1 Introduction
This article is a commentary from a Nordic perspective on Sir Richard Aikens’ lecture entitled “Wars and Laws: how war has influenced the development of the law of marine insurance”.(1) The article is based on a lecture given at a conference on marine insurance organized by Wikborg Rein and the Scandinavian Institute of Maritime Law, 13 March 2024.
Sir Richard Aikens addresses several topics fundamental to marine insurance in his lecture:
“First, the doctrine that a contract of marine insurance is one of “utmost good faith”; secondly, the requirement that a person who insures ship or cargo (or freight) must have an “insurable interest” in the thing insured; thirdly, the development of the concept of a “constructive total loss” of an insured thing – be it ship, cargo or freight; fourthly, the division of insurance risks into what have become “marine risks” and “war risks”; and, lastly, the development of the doctrine of “causation” in marine insurance.”

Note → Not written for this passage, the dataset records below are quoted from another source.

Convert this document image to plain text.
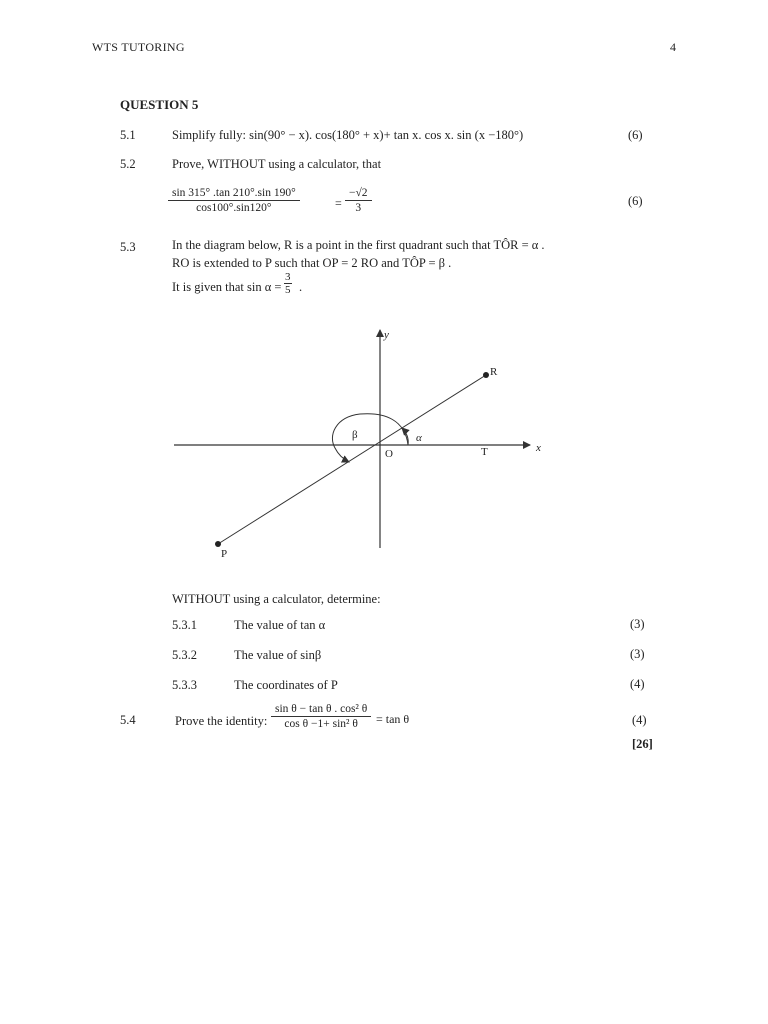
WTS TUTORING	4
QUESTION 5
5.1	Simplify fully: sin(90° − x). cos(180° + x)+ tan x. cos x. sin (x −180°)	(6)
5.2	Prove, WITHOUT using a calculator, that
$\frac{\sin 315^\circ .\tan 210^\circ.\sin 190^\circ}{\cos 100^\circ.\sin 120^\circ}$	= $\frac{-√2}{3}$	(6)
5.3	In the diagram below, R is a point in the first quadrant such that TÔR = α .
RO is extended to P such that OP = 2 RO and TÔP = β .
It is given that $\sin \alpha = \frac{3}{5}$ .
y
x
R
P
O	T
β	α
WITHOUT using a calculator, determine:
5.3.1	The value of tan α	(3)
5.3.2	The value of sinβ	(3)
5.3.3	The coordinates of P	(4)
5.4	Prove the identity: $\frac{\text{sin θ − tan θ . cos² θ}}{\text{cos θ −1+ sin² θ}} = \tan \theta$	(4)
[26]
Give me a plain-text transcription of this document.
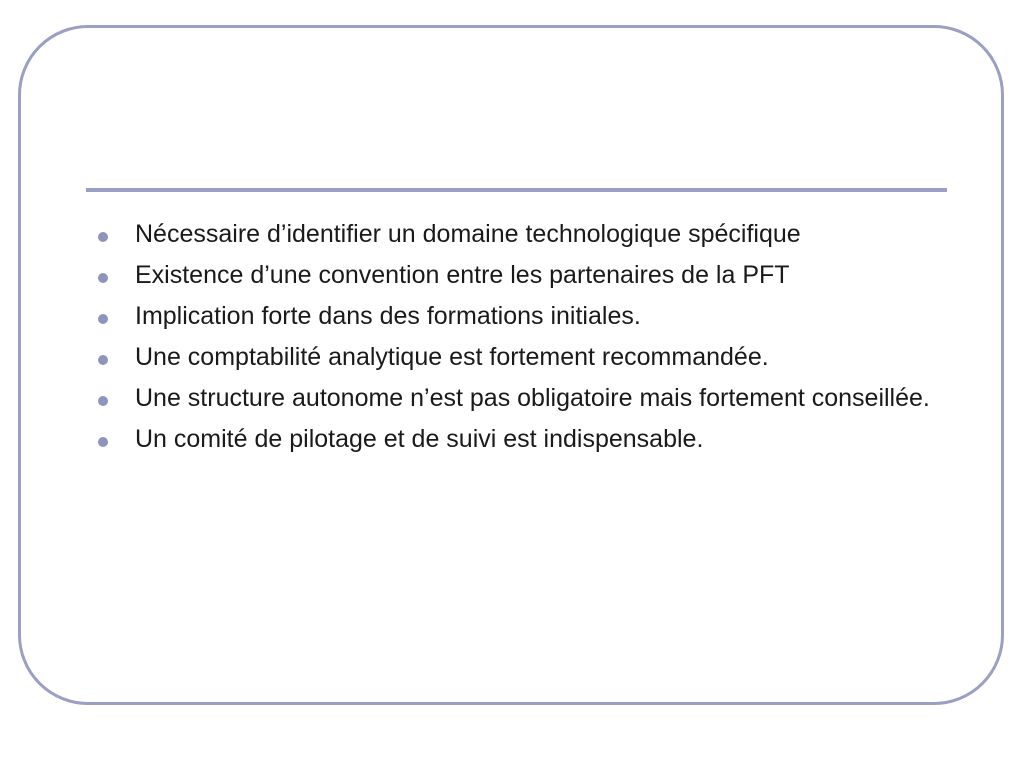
Nécessaire d’identifier un domaine technologique spécifique
Existence d’une convention entre les partenaires de la PFT
Implication forte dans des formations initiales.
Une comptabilité analytique est fortement recommandée.
Une structure autonome n’est pas obligatoire mais fortement conseillée.
Un comité de pilotage et de suivi est indispensable.
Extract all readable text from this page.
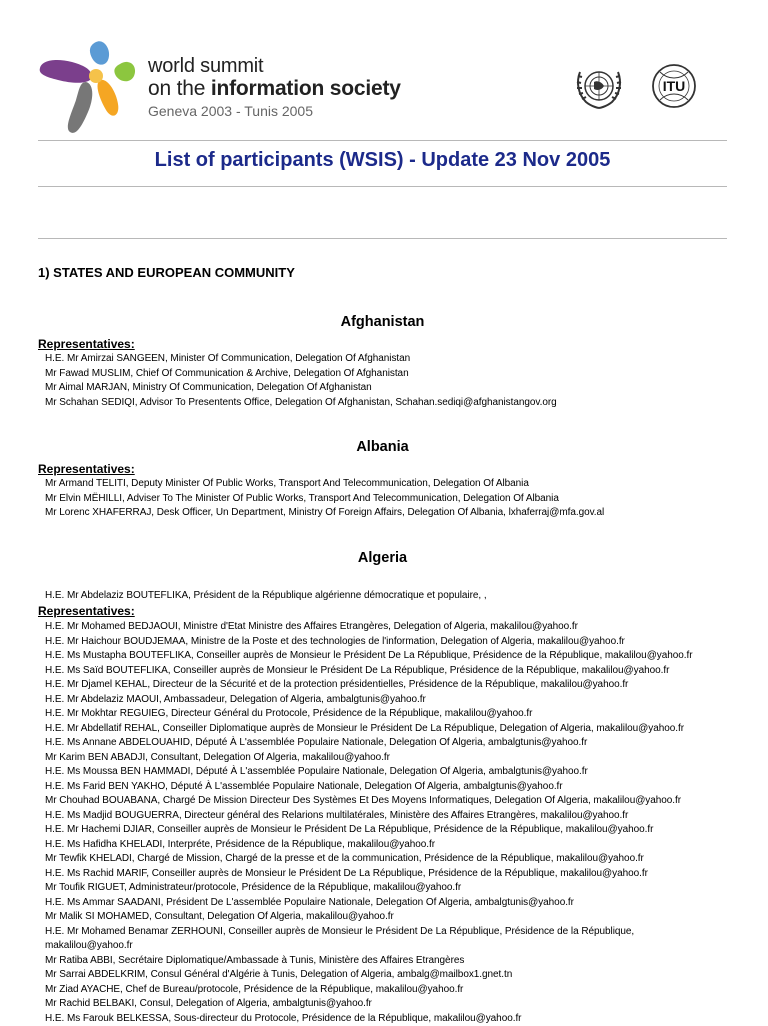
world summit
on the information society
Geneva 2003 - Tunis 2005
ITU
List of participants (WSIS) - Update 23 Nov 2005
1) STATES AND EUROPEAN COMMUNITY
Afghanistan
Representatives:
H.E. Mr Amirzai SANGEEN, Minister Of Communication, Delegation Of Afghanistan
Mr Fawad MUSLIM, Chief Of Communication & Archive, Delegation Of Afghanistan
Mr Aimal MARJAN, Ministry Of Communication, Delegation Of Afghanistan
Mr Schahan SEDIQI, Advisor To Presentents Office, Delegation Of Afghanistan, Schahan.sediqi@afghanistangov.org
Albania
Representatives:
Mr Armand TELITI, Deputy Minister Of Public Works, Transport And Telecommunication, Delegation Of Albania
Mr Elvin MËHILLI, Adviser To The Minister Of Public Works, Transport And Telecommunication, Delegation Of Albania
Mr Lorenc XHAFERRAJ, Desk Officer, Un Department, Ministry Of Foreign Affairs, Delegation Of Albania, lxhaferraj@mfa.gov.al
Algeria
H.E. Mr Abdelaziz BOUTEFLIKA, Président de la République algérienne démocratique et populaire, ,
Representatives:
H.E. Mr Mohamed BEDJAOUI, Ministre d'Etat Ministre des Affaires Etrangères, Delegation of Algeria, makalilou@yahoo.fr
H.E. Mr Haichour BOUDJEMAA, Ministre de la Poste et des technologies de l'information, Delegation of Algeria, makalilou@yahoo.fr
H.E. Ms Mustapha BOUTEFLIKA, Conseiller auprès de Monsieur le Président De La République, Présidence de la République, makalilou@yahoo.fr
H.E. Ms Saïd BOUTEFLIKA, Conseiller auprès de Monsieur le Président De La République, Présidence de la République, makalilou@yahoo.fr
H.E. Mr Djamel KEHAL, Directeur de la Sécurité et de la protection présidentielles, Présidence de la République, makalilou@yahoo.fr
H.E. Mr Abdelaziz MAOUI, Ambassadeur, Delegation of Algeria, ambalgtunis@yahoo.fr
H.E. Mr Mokhtar REGUIEG, Directeur Général du Protocole, Présidence de la République, makalilou@yahoo.fr
H.E. Mr Abdellatif REHAL, Conseiller Diplomatique auprès de Monsieur le Président De La République, Delegation of Algeria, makalilou@yahoo.fr
H.E. Ms Annane ABDELOUAHID, Député À L'assemblée Populaire Nationale, Delegation Of Algeria, ambalgtunis@yahoo.fr
Mr Karim BEN ABADJI, Consultant, Delegation Of Algeria, makalilou@yahoo.fr
H.E. Ms Moussa BEN HAMMADI, Député À L'assemblée Populaire Nationale, Delegation Of Algeria, ambalgtunis@yahoo.fr
H.E. Ms Farid BEN YAKHO, Député À L'assemblée Populaire Nationale, Delegation Of Algeria, ambalgtunis@yahoo.fr
Mr Chouhad BOUABANA, Chargé De Mission Directeur Des Systèmes Et Des Moyens Informatiques, Delegation Of Algeria, makalilou@yahoo.fr
H.E. Ms Madjid BOUGUERRA, Directeur général des Relarions multilatérales, Ministère des Affaires Etrangères, makalilou@yahoo.fr
H.E. Mr Hachemi DJIAR, Conseiller auprès de Monsieur le Président De La République, Présidence de la République, makalilou@yahoo.fr
H.E. Ms Hafidha KHELADI, Interpréte, Présidence de la République, makalilou@yahoo.fr
Mr Tewfik KHELADI, Chargé de Mission, Chargé de la presse et de la communication, Présidence de la République, makalilou@yahoo.fr
H.E. Ms Rachid MARIF, Conseiller auprès de Monsieur le Président De La République, Présidence de la République, makalilou@yahoo.fr
Mr Toufik RIGUET, Administrateur/protocole, Présidence de la République, makalilou@yahoo.fr
H.E. Ms Ammar SAADANI, Président De L'assemblée Populaire Nationale, Delegation Of Algeria, ambalgtunis@yahoo.fr
Mr Malik SI MOHAMED, Consultant, Delegation Of Algeria, makalilou@yahoo.fr
H.E. Mr Mohamed Benamar ZERHOUNI, Conseiller auprès de Monsieur le Président De La République, Présidence de la République, makalilou@yahoo.fr
Mr Ratiba ABBI, Secrétaire Diplomatique/Ambassade à Tunis, Ministère des Affaires Etrangères
Mr Sarrai ABDELKRIM, Consul Général d'Algérie à Tunis, Delegation of Algeria, ambalg@mailbox1.gnet.tn
Mr Ziad AYACHE, Chef de Bureau/protocole, Présidence de la République, makalilou@yahoo.fr
Mr Rachid BELBAKI, Consul, Delegation of Algeria, ambalgtunis@yahoo.fr
H.E. Ms Farouk BELKESSA, Sous-directeur du Protocole, Présidence de la République, makalilou@yahoo.fr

All of these topics are also highly relevant to Norwegian and Nordic marine insurance, and indeed for land based insurance as well. However, they are not all as closely connected to wars as has been describeded by Sir Richard Aikens. The first point to be made here is that Norwegian and Nordic marine insurance has developed along different lines from those moulding English marine insurance. The English law of marine insurance developed from the end of the 15th century onwards, mainly through court cases, and many of the cases presented by Sir Richard Aikens are from 15th to 18th centuries. The history of both Norwegian, and today Nordic, marine insurance is more recent, developed mainly through an agreed document called the Norwegian, and later the Nordic, Marine Insurance Plan. As this difference in development explains the difference in origin of several concepts, I will first outline how the marine insurance regulation has developed first in Norway, and later in the Nordic countries.
Thereafter, I will look more closely into the concepts that have been presented to us. To simplify the presentation, I will concentrate on hull insurance, although the concepts are equally relevant for freight – today mainly insured through loss of hire insurance – and also cargo insurance.